BACKGROUND: Preclinical data suggest potential effects of LEF on cardiac interval parameters. We therefore assessed LEF cardiac safety from the LEAP 1/2 trials. METHODS: In LEAP 1, PORT III–V patients received LEF 150mg IV q12h for 5–7 days or MOX 400mg IV q24h for 7 days, with optional IV-to-oral switch (600mg LEF q12h or 400 mg MOX q24h). In LEAP 2, PORT II–IV patients received oral LEF 600mg q12h for 5 days or oral MOX 400mg q24h for 7 days. Patients with known QT prolongation or on medication with potential to prolong the QT interval were excluded as per MOX label. After 5 minutes of rest in the supine position, triplicate 12-lead ECGs were obtained within a 5-minute interval at Screening in both studies, on Days 1/3 in LEAP 1 (predose and ≤15 minutes after first IV dose), and on Days 1/4 in LEAP 2 (predose and 1–3 hours after first oral dose), and sent to a central ECG reader for adjudication. RESULTS: Of 1,282 randomized/treated patients (n = 641/group), 1,274 had baseline (BL) and post-BL ECG data (n = 636 LEF, n = 638 MOX). Consistent with the resolution of infection, ECGs revealed mean reductions of 7–8 beats/minute for both groups in both studies. The largest mean change in QTcF from BL to post-BL was on Day 3 in LEAP 1 (13.6 and 16.4 msec with IV LEF and MOX, respectively) and on Day 4 in LEAP 2 (9.3 and 11.6 msec with oral LEF and MOX, respectively). The proportion of patients meeting potentially important post-BL QTcF values/changes was comparable between treatment groups (table). In the standardized MedDRA query of Torsade de pointes/QT prolongation (broad), the most common treatment-emergent adverse event was ECG QT prolonged (n = 4 LEF, n = 5 MOX). All events were nonserious and mild or moderate in severity. 6 events were considered study drug related (n = 4 LEF, n = 2 MOX). 5 events led to study drug discontinuation (n = 2 LEF, n = 3 MOX).
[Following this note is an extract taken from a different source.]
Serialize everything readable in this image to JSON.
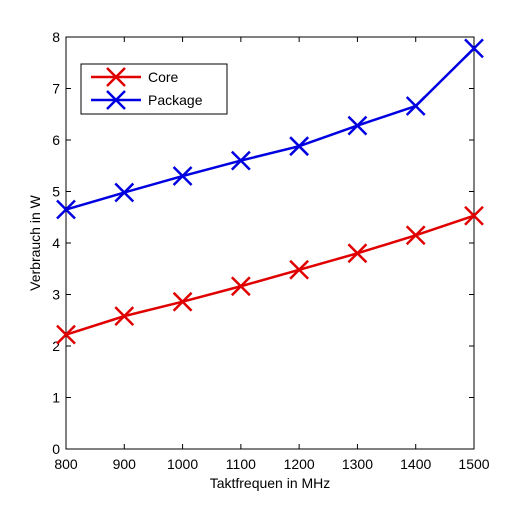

In 2 patients with cardiovascular disease, 1 had ventricular arrhythmia on Day 20 (18 days after last LEF dose) and 1 had cardiac arrest on Day 18 (9 days after last MOX dose); both events were fatal and considered unrelated to study drug by investigator. CONCLUSION: Mild prolongation of the QTcF interval was seen with LEF and MOX, with somewhat smaller effects seen with LEF. Given the small effect, LEF is unlikely to pose a clinically significant risk of ventricular proarrhythmia with appropriate precautions and use. [Image: see text] DISCLOSURES: All authors: No reported disclosures.